NC Elementary Schools Will Be Allowed All In-Person Classes Starting Oct. 5th
Coronavirus metrics are going in the right direction in North Carolina. That’s why, says Governor Roy Cooper, he’s allowing school districts to open elementary schools for in-person learning.
The science seems to show that younger children, mainly under 10, are less likely to catch the virus, exhibit symptoms, suffer severe disease from the virus, and they’re less likely to pass it to others.
Add that emerging data to the four metrics state officials use to shape their policy – and Governor Cooper says it’s time to allow some schools more in-person learning.
"North Carolina Public School districts will be permitted to choose Option A for their elementary school students only in kindergarten through fifth grade...Option A continues to include important safety measures—like required face coverings for all students, teachers, and staff, social distancing, and symptom screening. But Plan A does not require schools to reduce the number of children in the classroom."

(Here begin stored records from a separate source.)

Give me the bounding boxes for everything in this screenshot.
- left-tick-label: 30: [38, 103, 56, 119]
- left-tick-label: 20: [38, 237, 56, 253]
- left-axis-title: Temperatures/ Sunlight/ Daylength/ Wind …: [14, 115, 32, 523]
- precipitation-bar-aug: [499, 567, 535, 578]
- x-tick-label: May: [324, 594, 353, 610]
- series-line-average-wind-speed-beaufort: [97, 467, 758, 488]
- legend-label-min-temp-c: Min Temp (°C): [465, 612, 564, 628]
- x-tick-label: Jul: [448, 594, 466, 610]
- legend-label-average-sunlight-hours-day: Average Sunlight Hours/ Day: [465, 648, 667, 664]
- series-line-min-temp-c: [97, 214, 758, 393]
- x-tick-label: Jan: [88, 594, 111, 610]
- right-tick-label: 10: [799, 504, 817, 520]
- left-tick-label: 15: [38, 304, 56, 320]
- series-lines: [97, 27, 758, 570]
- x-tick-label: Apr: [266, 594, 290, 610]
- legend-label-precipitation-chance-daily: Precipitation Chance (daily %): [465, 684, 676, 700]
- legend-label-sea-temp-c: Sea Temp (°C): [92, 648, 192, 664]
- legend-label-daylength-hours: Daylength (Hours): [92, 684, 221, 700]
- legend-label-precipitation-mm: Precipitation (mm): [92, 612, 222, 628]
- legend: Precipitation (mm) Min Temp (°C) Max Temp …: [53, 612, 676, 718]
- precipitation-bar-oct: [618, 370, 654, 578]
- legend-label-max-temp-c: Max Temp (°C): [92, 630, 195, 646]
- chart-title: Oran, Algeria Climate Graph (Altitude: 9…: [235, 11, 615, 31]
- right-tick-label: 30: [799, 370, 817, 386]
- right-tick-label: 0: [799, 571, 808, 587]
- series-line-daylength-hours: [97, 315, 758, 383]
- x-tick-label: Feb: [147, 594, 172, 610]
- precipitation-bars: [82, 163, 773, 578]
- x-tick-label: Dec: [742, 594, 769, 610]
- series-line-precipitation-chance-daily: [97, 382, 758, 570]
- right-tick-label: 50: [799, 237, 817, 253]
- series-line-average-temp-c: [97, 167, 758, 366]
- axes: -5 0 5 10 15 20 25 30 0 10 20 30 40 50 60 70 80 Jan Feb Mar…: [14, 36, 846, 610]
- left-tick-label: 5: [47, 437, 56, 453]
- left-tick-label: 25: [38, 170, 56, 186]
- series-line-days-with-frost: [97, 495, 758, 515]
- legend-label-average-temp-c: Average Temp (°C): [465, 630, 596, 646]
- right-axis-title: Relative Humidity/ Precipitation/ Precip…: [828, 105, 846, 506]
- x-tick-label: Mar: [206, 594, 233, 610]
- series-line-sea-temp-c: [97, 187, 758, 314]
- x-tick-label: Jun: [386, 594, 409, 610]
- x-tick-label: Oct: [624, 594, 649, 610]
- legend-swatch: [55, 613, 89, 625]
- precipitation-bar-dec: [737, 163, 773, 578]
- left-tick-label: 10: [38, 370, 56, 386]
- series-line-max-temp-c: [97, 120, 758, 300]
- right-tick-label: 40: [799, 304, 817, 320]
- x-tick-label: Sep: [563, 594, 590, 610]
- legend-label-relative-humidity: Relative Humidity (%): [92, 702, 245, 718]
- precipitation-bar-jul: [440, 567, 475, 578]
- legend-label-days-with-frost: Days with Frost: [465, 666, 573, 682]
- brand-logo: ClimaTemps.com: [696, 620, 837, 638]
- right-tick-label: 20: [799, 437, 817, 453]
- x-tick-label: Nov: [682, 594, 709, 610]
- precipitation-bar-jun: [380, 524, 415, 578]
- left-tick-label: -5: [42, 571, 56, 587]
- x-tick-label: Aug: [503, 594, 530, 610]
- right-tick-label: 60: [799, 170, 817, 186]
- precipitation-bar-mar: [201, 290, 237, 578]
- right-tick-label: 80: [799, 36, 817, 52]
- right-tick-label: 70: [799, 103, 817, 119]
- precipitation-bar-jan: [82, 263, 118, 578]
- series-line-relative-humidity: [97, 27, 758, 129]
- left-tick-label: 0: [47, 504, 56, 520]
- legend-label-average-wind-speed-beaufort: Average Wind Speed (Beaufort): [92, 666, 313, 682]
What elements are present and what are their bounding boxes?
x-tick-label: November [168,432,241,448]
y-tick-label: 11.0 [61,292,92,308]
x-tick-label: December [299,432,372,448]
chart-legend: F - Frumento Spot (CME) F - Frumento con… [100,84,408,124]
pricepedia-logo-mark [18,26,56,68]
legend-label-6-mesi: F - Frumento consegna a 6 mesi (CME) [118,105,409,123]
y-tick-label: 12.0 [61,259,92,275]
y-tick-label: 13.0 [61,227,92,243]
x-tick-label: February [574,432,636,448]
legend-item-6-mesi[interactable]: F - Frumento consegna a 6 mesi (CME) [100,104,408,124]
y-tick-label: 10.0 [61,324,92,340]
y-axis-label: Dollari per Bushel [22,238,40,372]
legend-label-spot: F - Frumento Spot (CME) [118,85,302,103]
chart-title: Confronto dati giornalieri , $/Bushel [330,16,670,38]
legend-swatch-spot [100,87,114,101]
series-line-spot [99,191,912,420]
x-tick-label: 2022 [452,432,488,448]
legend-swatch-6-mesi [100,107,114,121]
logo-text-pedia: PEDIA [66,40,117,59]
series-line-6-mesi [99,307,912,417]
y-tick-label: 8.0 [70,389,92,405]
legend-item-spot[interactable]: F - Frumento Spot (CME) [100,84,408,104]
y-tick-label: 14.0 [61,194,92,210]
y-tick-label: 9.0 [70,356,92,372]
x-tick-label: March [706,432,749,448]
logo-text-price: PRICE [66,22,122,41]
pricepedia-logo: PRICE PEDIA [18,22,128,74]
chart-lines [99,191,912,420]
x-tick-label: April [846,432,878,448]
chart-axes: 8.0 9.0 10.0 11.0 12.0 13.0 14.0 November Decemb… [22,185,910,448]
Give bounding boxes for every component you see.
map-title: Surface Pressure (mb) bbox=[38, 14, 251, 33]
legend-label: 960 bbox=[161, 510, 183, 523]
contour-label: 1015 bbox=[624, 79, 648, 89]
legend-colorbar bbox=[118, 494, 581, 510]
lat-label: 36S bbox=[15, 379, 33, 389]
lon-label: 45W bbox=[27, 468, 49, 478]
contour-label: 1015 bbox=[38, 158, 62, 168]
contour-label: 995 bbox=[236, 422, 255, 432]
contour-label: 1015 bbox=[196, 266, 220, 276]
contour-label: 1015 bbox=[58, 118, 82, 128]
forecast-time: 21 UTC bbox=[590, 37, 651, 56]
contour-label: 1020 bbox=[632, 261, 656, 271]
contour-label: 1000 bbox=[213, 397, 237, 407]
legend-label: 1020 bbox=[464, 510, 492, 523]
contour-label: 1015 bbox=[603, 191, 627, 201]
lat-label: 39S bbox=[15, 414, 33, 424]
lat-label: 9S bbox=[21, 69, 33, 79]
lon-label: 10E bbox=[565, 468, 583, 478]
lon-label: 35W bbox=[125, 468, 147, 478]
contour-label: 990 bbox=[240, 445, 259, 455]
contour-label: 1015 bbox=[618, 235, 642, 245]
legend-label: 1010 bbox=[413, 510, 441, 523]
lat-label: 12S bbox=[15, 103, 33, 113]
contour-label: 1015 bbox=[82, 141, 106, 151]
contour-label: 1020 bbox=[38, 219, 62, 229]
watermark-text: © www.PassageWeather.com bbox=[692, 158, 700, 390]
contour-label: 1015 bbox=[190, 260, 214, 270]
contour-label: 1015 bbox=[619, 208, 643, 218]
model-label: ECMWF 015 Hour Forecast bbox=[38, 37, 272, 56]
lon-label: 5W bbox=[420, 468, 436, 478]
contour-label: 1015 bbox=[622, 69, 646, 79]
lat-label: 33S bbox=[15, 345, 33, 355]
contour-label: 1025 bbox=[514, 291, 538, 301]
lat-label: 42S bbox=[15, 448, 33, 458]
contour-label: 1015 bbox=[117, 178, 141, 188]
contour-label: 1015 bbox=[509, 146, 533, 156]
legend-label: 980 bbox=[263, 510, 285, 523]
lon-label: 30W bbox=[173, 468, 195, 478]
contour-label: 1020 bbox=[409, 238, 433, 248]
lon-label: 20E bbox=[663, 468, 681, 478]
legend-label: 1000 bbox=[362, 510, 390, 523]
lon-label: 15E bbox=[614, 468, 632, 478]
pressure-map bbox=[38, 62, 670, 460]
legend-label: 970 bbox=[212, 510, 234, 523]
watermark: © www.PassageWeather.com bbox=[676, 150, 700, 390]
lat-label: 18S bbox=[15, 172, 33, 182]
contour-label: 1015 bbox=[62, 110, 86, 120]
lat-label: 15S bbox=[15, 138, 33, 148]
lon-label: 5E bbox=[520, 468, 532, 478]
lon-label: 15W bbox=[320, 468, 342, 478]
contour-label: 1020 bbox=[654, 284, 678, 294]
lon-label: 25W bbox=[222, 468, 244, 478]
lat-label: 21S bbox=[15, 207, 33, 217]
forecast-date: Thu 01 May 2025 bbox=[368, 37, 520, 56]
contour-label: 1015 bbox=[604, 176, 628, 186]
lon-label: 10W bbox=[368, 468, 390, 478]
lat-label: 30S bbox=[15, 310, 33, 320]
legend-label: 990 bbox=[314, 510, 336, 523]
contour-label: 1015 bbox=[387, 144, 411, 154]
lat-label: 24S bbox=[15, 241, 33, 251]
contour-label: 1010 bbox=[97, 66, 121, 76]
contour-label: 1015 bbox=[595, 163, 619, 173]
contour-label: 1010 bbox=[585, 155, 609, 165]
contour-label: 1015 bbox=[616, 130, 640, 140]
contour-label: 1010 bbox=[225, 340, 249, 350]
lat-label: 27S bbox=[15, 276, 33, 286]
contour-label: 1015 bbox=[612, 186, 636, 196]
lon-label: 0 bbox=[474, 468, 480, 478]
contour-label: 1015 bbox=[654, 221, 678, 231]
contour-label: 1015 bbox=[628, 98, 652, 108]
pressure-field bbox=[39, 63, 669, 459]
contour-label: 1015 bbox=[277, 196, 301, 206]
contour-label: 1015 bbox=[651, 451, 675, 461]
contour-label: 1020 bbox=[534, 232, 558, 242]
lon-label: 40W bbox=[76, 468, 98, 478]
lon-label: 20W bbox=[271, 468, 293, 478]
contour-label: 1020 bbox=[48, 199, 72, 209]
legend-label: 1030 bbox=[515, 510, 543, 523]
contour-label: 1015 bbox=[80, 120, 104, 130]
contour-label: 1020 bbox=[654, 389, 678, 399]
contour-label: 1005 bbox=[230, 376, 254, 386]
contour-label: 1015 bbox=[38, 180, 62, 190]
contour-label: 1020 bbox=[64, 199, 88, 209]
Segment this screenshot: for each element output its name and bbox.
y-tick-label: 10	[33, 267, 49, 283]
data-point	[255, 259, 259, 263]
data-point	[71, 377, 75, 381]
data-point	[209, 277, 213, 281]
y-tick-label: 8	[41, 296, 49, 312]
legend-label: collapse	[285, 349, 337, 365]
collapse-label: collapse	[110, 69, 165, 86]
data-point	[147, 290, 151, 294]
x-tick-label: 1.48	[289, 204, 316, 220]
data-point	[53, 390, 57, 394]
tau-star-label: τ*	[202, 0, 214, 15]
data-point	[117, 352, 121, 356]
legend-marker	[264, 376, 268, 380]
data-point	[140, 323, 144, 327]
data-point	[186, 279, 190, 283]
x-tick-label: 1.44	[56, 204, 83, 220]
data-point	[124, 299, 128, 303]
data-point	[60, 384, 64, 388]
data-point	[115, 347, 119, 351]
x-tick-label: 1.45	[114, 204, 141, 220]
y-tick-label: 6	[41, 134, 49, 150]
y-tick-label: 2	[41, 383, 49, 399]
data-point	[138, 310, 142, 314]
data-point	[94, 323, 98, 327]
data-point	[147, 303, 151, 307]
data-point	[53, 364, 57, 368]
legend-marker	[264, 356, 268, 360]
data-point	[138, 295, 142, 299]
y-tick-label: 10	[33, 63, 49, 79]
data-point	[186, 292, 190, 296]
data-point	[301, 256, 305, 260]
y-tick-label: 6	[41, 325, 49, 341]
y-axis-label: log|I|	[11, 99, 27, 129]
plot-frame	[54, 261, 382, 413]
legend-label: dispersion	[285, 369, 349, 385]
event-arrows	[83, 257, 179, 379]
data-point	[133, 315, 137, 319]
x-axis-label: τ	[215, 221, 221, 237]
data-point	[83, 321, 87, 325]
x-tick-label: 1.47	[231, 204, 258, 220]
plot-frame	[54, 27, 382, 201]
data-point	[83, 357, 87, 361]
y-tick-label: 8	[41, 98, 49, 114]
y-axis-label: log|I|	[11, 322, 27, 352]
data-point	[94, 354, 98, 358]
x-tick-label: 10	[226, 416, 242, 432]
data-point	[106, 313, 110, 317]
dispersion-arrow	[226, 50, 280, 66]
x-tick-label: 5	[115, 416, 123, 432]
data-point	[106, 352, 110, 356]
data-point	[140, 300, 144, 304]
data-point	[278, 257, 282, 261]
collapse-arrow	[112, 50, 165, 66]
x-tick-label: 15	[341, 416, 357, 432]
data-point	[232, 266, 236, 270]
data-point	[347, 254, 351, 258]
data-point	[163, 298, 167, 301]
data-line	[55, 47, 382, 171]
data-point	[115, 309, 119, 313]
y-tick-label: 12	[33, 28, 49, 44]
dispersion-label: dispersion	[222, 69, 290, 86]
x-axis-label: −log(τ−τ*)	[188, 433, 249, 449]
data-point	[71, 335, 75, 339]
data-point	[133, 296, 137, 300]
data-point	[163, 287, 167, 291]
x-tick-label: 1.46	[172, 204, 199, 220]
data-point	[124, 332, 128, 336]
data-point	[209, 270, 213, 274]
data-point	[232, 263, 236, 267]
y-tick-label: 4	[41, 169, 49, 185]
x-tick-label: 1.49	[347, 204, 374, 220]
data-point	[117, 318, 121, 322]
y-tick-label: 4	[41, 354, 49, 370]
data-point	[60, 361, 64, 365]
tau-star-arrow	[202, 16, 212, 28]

Each school district has the authority to make their own decisions, says Cooper, and they’ll be allowed to adopt Option A starting October 5th.
Since virus trends vary around the state, and social distancing cannot be as stringent when all kids are allowed in class, Option A won’t be appropriate in every district. Other preventive measures – which include symptom screening and mask requirements -- are not different from Option B.
Governor Cooper also says he understands parents are eager to see their older kids in class – and playing sports.
State officials say they hope to have more news on that front soon as coronavirus cases, deaths, and hospitalizations continue to decline in North Carolina.